Leonel
Señor director:
El presidente Leonel Fernàndez aunció que haría inversiones en la gente, y eso ha caído mal entre algunos de los comentaristas que son opositores.
En su reciente viaje a Nueva York, el presidente Fernández dijo lo que no querían escuchar quienes todo lo manipulan.
El presidente Fernández exdijo que el gobierno, por haber soltado ciertas amarras, ha podido recuperar su capacidad de respuesta a las demandas de la población, la percepción se le ha tornado favorable. Esto es importante, porque mucha gente estará satisfecha, y eso es lo que no toleran algunos.
Muchos esperaban que él no hiciera nada por la victoria de Danilo Medina, para luego decir que el PLD, como partido, se acabó, que se lo comió la división.
Los opositores del PLD saben que con un gobierno activo trabajando en beneficio de la población se acelera la caída en los numeritos que ha venido experimentando un candidato que tenía como única razón para lucir puntero la del deterioro de imagen que le ocasionaba a la gestión gubernamental el efecto de las las restricciones que recortaron el gasto de inversión pública.
Ahora tendrán que gritar que el presidente no debió hacer o decir eso.
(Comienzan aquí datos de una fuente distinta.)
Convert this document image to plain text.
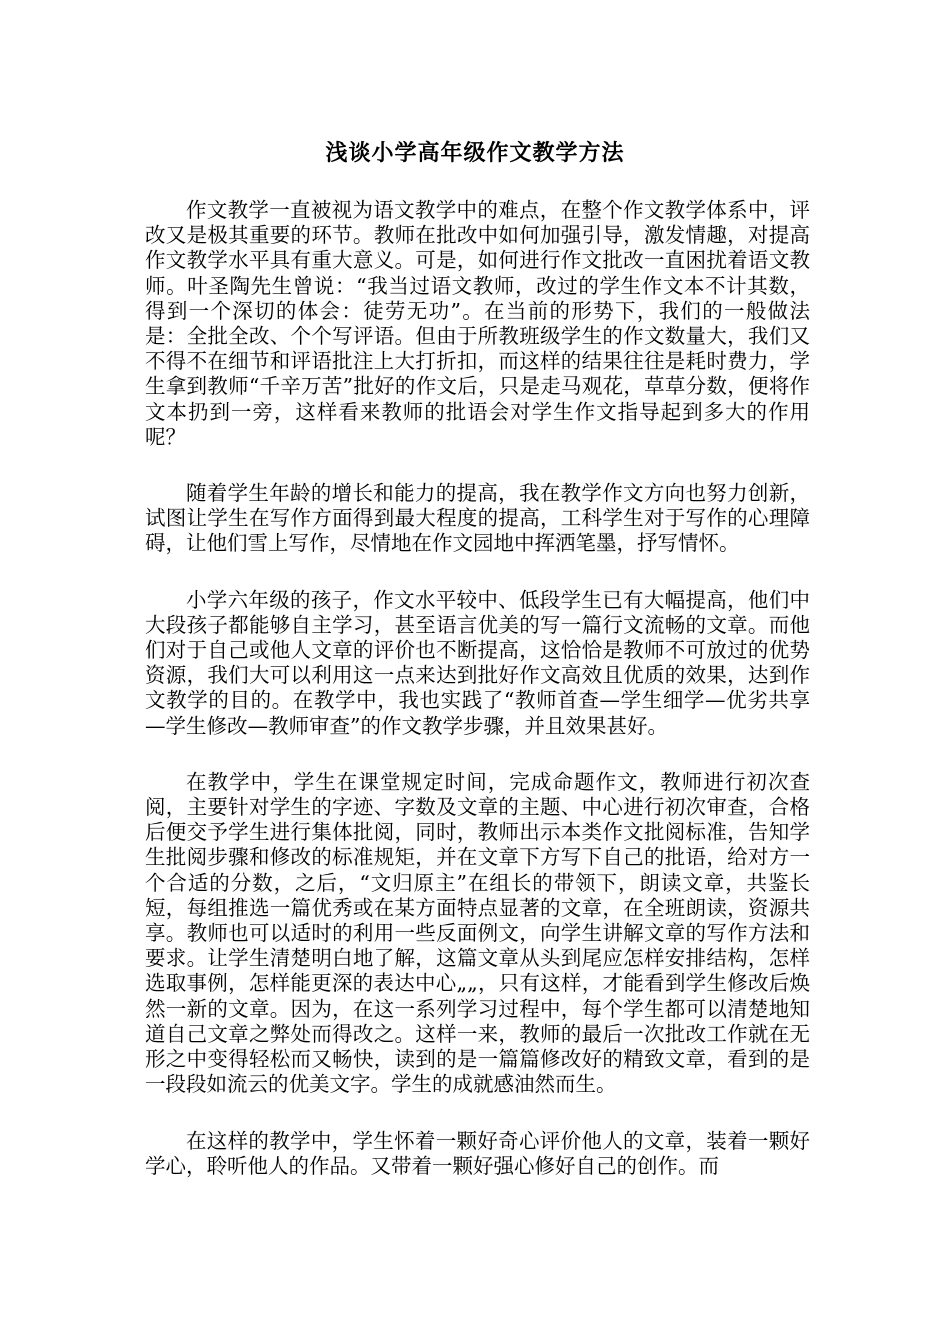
浅谈小学高年级作文教学方法

作文教学一直被视为语文教学中的难点，在整个作文教学体系中，评改又是极其重要的环节。教师在批改中如何加强引导，激发情趣，对提高作文教学水平具有重大意义。可是，如何进行作文批改一直困扰着语文教师。叶圣陶先生曾说：“我当过语文教师，改过的学生作文本不计其数，得到一个深切的体会：徒劳无功”。在当前的形势下，我们的一般做法是：全批全改、个个写评语。但由于所教班级学生的作文数量大，我们又不得不在细节和评语批注上大打折扣，而这样的结果往往是耗时费力，学生拿到教师“千辛万苦”批好的作文后，只是走马观花，草草分数，便将作文本扔到一旁，这样看来教师的批语会对学生作文指导起到多大的作用呢？

随着学生年龄的增长和能力的提高，我在教学作文方向也努力创新，试图让学生在写作方面得到最大程度的提高，工科学生对于写作的心理障碍，让他们雪上写作，尽情地在作文园地中挥洒笔墨，抒写情怀。

小学六年级的孩子，作文水平较中、低段学生已有大幅提高，他们中大段孩子都能够自主学习，甚至语言优美的写一篇行文流畅的文章。而他们对于自己或他人文章的评价也不断提高，这恰恰是教师不可放过的优势资源，我们大可以利用这一点来达到批好作文高效且优质的效果，达到作文教学的目的。在教学中，我也实践了“教师首查—学生细学—优劣共享—学生修改—教师审查”的作文教学步骤，并且效果甚好。

在教学中，学生在课堂规定时间，完成命题作文，教师进行初次查阅，主要针对学生的字迹、字数及文章的主题、中心进行初次审查，合格后便交予学生进行集体批阅，同时，教师出示本类作文批阅标准，告知学生批阅步骤和修改的标准规矩，并在文章下方写下自己的批语，给对方一个合适的分数，之后，“文归原主”在组长的带领下，朗读文章，共鉴长短，每组推选一篇优秀或在某方面特点显著的文章，在全班朗读，资源共享。教师也可以适时的利用一些反面例文，向学生讲解文章的写作方法和要求。让学生清楚明白地了解，这篇文章从头到尾应怎样安排结构，怎样选取事例，怎样能更深的表达中心„„，只有这样，才能看到学生修改后焕然一新的文章。因为，在这一系列学习过程中，每个学生都可以清楚地知道自己文章之弊处而得改之。这样一来，教师的最后一次批改工作就在无形之中变得轻松而又畅快，读到的是一篇篇修改好的精致文章，看到的是一段段如流云的优美文字。学生的成就感油然而生。

在这样的教学中，学生怀着一颗好奇心评价他人的文章，装着一颗好学心，聆听他人的作品。又带着一颗好强心修好自己的创作。而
Apostaban al desastre, y perdieron la apuesta.
Atentamente,
Rafael Fernández P.
Santo Domingo
Los delincuentes
Señor director:
Para el próximo mes, el mes de noviembre, de seguro se discutirá en grande la modificación del Código Procesal Penal, que tengo que decir que es una necesidad.
La gente no quiere que los delincuentes se sigan saliendo con la suya, porque es mucha la gente inocente que ha caído con esa carga de violencia.
El próximo año, ojalá que todo esté consumado y que las leyes sean distintas, porque es necesario que quienes cometen fechorías no puedan escabullirse, que tengan que rendir cuentas.
Lo digo, porque vivo en un barrio donde hay dos delincuentes que entran y salen de la cárcel cuando les conviene, porque muchas veces quieren enfriarse y siempre encuentran quién los saque. Tienen el barrio en zozobra, y así hay muchos. ¿Por qué tenemos que ser tan permisivos?